Then he’d kissed me. I’d already been on emotional overload, but Bryce’s kisses had been the only thing that made me feel better about the terrible, gut-wrenching loss I’d just suffered.
My achy heart had held Bryce’s promises tightly. Thoughts of our future together had sustained me for weeks after he left.
I should have known, though. Words spoken in the dark after you bury someone you love are not weighed and measured like other words.
Our friendship returned to its usual ways: texts from the team jet and the occasional phone call where he would speak to my father and then to me.
I’d thought about him every day, though. Bryce’s whispered word in the dark—someday—got me through a lot of difficult hours.
But he hadn’t brought up our future again, and eventually I’d grown impatient. This spring—six months after my mother’s death—I asked Bryce when we could be together for real. “I would come to Brooklyn,” I’d offered. “To be with you.”
It had not gone over well. His stammering reply was not at all what I’d hoped for. My heart sank as he’d uttered phrases like “too soon,” “incredibly busy,” and “focused on my game.”
“When, then?” I’d asked, trying to hold my heart together.
“Sylvie, I don’t know. If you come here just for me, you are all alone much of the time. That is not right. The time is not right.”
Alors. I had fallen for Bryce when I’d been a naïve girl of fifteen. But now, at twenty-two, I am a much wiser woman. I know what words of true love sound like, and they don’t sound like that.
After that dreadful conversation, I wised up. I made myself stop dreaming of a future with Bryce. I went to work in the front office of my father’s hockey organization. I even looked around for nice men to date, trying to get my mind off of him.
I didn’t find any, though. It was a lonely, quiet time in the house with my father, both of us straining to hear the echo of my mother’s voice.
Things began to feel easier for me this summer. Less sadness. More ordinary joy. And just when I’d stopped pining all the time, the phone rang, summoning me to Brooklyn.
So here I stand, twenty yards from Bryce in this beautiful rink, wearing a Bombshells practice jersey. My maman would say that fate brought me to his doorstep once again.

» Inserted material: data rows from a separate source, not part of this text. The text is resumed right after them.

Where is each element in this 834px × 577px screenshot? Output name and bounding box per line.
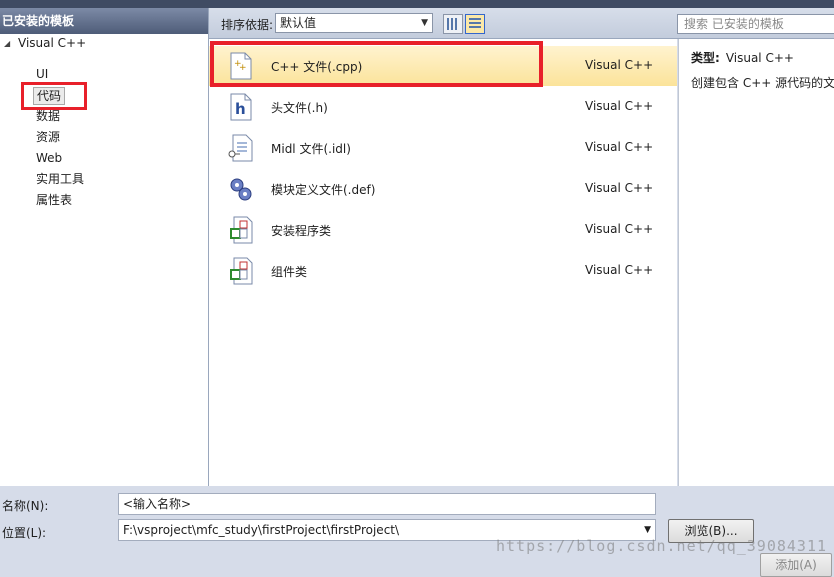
location-label: 位置(L): — [2, 526, 47, 540]
installed-templates-header: 已安装的模板 — [0, 8, 208, 34]
tree-item-web[interactable]: Web — [36, 148, 62, 168]
template-name: 组件类 — [271, 265, 308, 279]
type-label: 类型: — [691, 51, 720, 65]
name-input[interactable]: <输入名称> — [118, 493, 656, 515]
template-description-panel: 类型: Visual C++ 创建包含 C++ 源代码的文 — [678, 39, 834, 486]
tree-item-resources[interactable]: 资源 — [36, 127, 60, 147]
sort-by-select[interactable]: 默认值 ▼ — [275, 13, 433, 33]
template-name: 安装程序类 — [271, 224, 332, 238]
template-name: Midl 文件(.idl) — [271, 142, 351, 156]
template-tree-panel: 已安装的模板 — [0, 8, 209, 486]
template-row-component[interactable]: 组件类 Visual C++ — [209, 251, 677, 291]
small-icons-view-button[interactable] — [443, 14, 463, 34]
search-installed-templates-input[interactable]: 搜索 已安装的模板 — [677, 14, 834, 34]
template-row-midl[interactable]: Midl 文件(.idl) Visual C++ — [209, 128, 677, 168]
tree-item-ui[interactable]: UI — [36, 64, 48, 84]
template-language: Visual C++ — [585, 181, 654, 195]
component-class-icon — [228, 257, 254, 285]
red-highlight-box — [21, 82, 87, 110]
tree-node-visual-cpp[interactable]: ◢ Visual C++ — [4, 36, 86, 50]
header-file-icon: h — [228, 93, 254, 121]
template-row-header[interactable]: h 头文件(.h) Visual C++ — [209, 87, 677, 127]
red-highlight-box — [210, 41, 543, 87]
sort-by-value: 默认值 — [280, 16, 317, 30]
tree-item-utilities[interactable]: 实用工具 — [36, 169, 84, 189]
svg-text:h: h — [235, 100, 246, 118]
grid-view-icon — [447, 18, 459, 30]
template-name: 头文件(.h) — [271, 101, 328, 115]
collapse-triangle-icon[interactable]: ◢ — [4, 39, 14, 48]
template-name: 模块定义文件(.def) — [271, 183, 376, 197]
template-row-installer[interactable]: 安装程序类 Visual C++ — [209, 210, 677, 250]
template-row-def[interactable]: 模块定义文件(.def) Visual C++ — [209, 169, 677, 209]
template-language: Visual C++ — [585, 263, 654, 277]
dropdown-arrow-icon: ▼ — [421, 18, 428, 28]
add-button[interactable]: 添加(A) — [760, 553, 832, 577]
sort-by-label: 排序依据: — [221, 18, 274, 32]
template-language: Visual C++ — [585, 140, 654, 154]
template-language: Visual C++ — [585, 99, 654, 113]
tree-node-label: Visual C++ — [18, 36, 87, 50]
location-value: F:\vsproject\mfc_study\firstProject\firs… — [123, 523, 400, 537]
template-language: Visual C++ — [585, 58, 654, 72]
type-value: Visual C++ — [725, 51, 794, 65]
window-top-strip — [0, 0, 834, 8]
tree-item-property-sheets[interactable]: 属性表 — [36, 190, 72, 210]
template-description-text: 创建包含 C++ 源代码的文 — [691, 76, 834, 90]
template-language: Visual C++ — [585, 222, 654, 236]
template-list: + + C++ 文件(.cpp) Visual C++ h 头文件(.h) Vis… — [209, 39, 677, 486]
midl-file-icon — [228, 134, 254, 162]
template-type: 类型: Visual C++ — [691, 49, 794, 66]
name-label: 名称(N): — [2, 499, 49, 513]
module-def-icon — [228, 175, 254, 203]
details-view-button[interactable] — [465, 14, 485, 34]
list-view-icon — [469, 18, 481, 30]
installer-class-icon — [228, 216, 254, 244]
template-toolbar: 排序依据: 默认值 ▼ 搜索 已安装的模板 — [209, 8, 834, 39]
watermark-text: https://blog.csdn.net/qq_39084311 — [496, 537, 828, 555]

She did, in fact, predict this.
If that sounds crazy, it’s because you never met Maman. She believed in fate. So does Bryce, by the way. He is forever seeing signs in ordinary things. So I wonder how he’ll feel when he sees me.
As for me, I really don’t know what to think. Part of me is full of skin-tingling wonder that I’ve been sent by fate or God or luck to be with Bryce again. Maybe he’ll look over at me and understand that our paths are meant to join forever.
The other part of me knows that it’s a long shot. I want to be loved desperately. I want to be cherished. I want a man who needs me in his life even when it’s inconvenient.
Bryce has already failed this test once. But since I’m here, I think I’ll school him on a few things. I’ll show him that I’m strong, and that I am full of life and ready to be loved, even if not by him. I could even have some fun with this. I will show him what he’s missing. He won’t know what’s hit him.
If he ever turns his freaking head and looks in my direction.
Someone else turns, though. It’s that other man—the one with the eyes like the Caribbean Sea. He glances at me and then gives me a quick smile.
And it’s quite a smile. My heart might be broken, but my eyes are not. His eyes linger on me for a long beat, and then he slowly turns his face back toward the coach.
But I still feel his attention directed this way. I don’t know why, but I sense his interest.
The back of his practice jersey says BAYER. I’ve heard that name before. He’s a defenseman, and one of Bryce Campeau’s friends.
No one else glances this way, though, and I’ve been waiting here a long time.
So I turn and leave for the brand-new women’s locker room.
Three
Big No No
ANTON
“Man, I need calories,” I bellow in the locker room after practice. “Pizza at Grimaldi’s? Who’s with me?”